AI systems offer speed, efficiency and insight – but they also magnify the potential for fraud. ECCTA was designed to make it easier to hold organisations to account precisely because modern fraud is often perpetrated internally by individuals with intimate knowledge of systems and controls. AI intensifies this: tools that automate data analysis can just as easily automate data manipulation.

The question boards and executives must ask is not simply ‘Do we have fraud controls?’ but ‘Are our controls fit for a world where AI can accelerate and conceal misconduct?’

The guidance highlights six principles for reasonable prevention procedures – top level commitment, risk assessment, proportionate controls, due diligence, communication and training, and ongoing monitoring and review.
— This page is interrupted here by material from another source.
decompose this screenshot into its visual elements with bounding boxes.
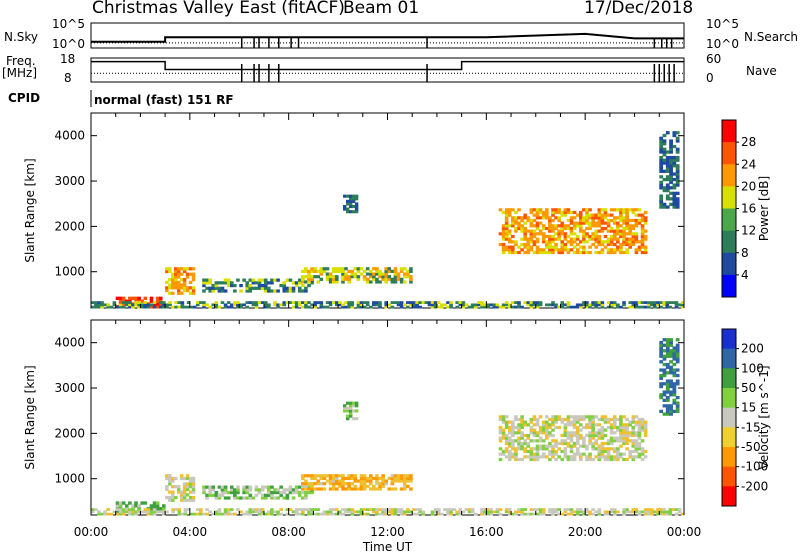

These principles must now be viewed through an AI risk lens. Without clear governance, human oversight, auditability and guardrails around AI use, organisations risk falling short of the ‘reasonable procedures’ standard.

Actions organisations should take:

With ECCTA in full force, forward thinking organisations should act decisively. Below is a practical starting point:

• Map where AI is used across the organisation, including informal or ‘shadow AI’ adoption;
• Update fraud risk assessments to reflect AI enabled misconduct scenarios;
• Implement clear policies governing AI use, including prohibitions, approval pathways and monitoring rules;
• Strengthen data governance and audit trails, ensuring AI generated outputs are reviewable and verifiable;
• Deliver targeted training on AI risks, fraud indicators and reporting channels;
• Review and test controls regularly, documenting enhancements to demonstrate ongoing monitoring and review.